Remote sensing lightweight foundation models have achieved notable success in online perception within remote sensing. However, their capabilities are restricted to performing online inference solely based on their own observations and models, thus lacking a comprehensive understanding of large-scale remote sensing scenarios. To overcome this limitation, we propose a Remote Sensing Distributed Foundation Model (RS-DFM) based on generalized information mapping and interaction. This model can realize online collaborative perception across multiple platforms and various downstream tasks by mapping observations into a unified space and implementing a task-agnostic information interaction strategy. Specifically, we leverage the ground-based geometric prior of remote sensing oblique observations to transform the feature mapping from absolute depth estimation to relative depth estimation, thereby enhancing the model's ability to extract generalized features across diverse heights and perspectives.
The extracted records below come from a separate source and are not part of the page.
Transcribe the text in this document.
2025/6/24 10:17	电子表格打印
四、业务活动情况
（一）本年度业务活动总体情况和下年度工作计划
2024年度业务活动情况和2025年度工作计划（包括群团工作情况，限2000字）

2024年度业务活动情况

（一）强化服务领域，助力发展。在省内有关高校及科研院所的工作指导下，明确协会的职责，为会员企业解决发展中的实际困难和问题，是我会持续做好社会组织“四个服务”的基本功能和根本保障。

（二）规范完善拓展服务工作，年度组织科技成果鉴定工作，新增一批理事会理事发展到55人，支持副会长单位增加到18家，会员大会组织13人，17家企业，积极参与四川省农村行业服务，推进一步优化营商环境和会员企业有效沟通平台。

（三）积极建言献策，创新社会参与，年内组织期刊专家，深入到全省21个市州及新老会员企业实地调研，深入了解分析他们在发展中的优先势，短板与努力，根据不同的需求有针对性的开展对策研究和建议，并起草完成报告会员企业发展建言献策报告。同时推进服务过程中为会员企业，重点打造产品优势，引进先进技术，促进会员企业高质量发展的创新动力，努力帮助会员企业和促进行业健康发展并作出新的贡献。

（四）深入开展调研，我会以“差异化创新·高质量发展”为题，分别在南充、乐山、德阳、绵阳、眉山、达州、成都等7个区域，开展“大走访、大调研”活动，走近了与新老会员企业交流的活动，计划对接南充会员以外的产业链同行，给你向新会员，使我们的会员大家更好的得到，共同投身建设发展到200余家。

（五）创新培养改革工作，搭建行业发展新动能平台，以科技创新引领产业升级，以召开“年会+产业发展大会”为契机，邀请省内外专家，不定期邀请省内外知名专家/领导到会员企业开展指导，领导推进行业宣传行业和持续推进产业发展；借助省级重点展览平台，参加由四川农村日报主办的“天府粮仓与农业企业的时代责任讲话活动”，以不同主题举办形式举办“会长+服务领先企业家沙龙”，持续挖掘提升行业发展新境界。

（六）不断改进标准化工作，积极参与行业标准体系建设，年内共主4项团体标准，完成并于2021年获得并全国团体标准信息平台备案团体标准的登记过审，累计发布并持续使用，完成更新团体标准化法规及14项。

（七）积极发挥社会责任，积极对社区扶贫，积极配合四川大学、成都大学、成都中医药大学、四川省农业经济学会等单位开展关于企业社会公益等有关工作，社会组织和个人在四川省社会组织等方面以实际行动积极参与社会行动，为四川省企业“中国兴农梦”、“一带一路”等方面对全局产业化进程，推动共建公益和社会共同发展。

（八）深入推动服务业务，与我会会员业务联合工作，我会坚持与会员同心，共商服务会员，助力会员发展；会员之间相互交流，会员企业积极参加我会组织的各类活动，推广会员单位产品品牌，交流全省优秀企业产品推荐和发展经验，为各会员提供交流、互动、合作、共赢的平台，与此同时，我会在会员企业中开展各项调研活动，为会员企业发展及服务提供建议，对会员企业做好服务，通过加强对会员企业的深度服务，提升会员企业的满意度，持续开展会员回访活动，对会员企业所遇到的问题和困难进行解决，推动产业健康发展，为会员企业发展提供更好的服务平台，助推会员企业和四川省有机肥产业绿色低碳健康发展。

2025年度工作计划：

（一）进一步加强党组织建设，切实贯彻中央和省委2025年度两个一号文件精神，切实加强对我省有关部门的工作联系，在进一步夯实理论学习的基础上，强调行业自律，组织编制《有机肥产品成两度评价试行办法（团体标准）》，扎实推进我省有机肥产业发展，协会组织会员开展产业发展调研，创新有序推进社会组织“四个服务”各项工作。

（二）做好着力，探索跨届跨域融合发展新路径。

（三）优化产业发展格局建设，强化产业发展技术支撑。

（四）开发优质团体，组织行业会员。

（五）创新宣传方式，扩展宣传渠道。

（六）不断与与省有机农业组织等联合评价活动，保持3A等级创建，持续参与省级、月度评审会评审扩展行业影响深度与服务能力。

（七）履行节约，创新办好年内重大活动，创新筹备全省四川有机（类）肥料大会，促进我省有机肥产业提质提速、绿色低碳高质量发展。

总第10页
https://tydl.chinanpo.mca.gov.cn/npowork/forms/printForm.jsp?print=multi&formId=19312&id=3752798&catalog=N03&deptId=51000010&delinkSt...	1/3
Additionally, we present a dual-branch information compression module to decouple high-frequency and low-frequency feature information, achieving feature-level compression while preserving essential task-agnostic details. In support of our research, we create a multi-task simulation dataset named AirCo-MultiTasks for multi-UAV collaborative observation. We also conduct extensive experiments, including 3D object detection, instance segmentation, and trajectory prediction. The numerous results demonstrate that our RS-DFM achieves state-of-the-art performance across various downstream tasks.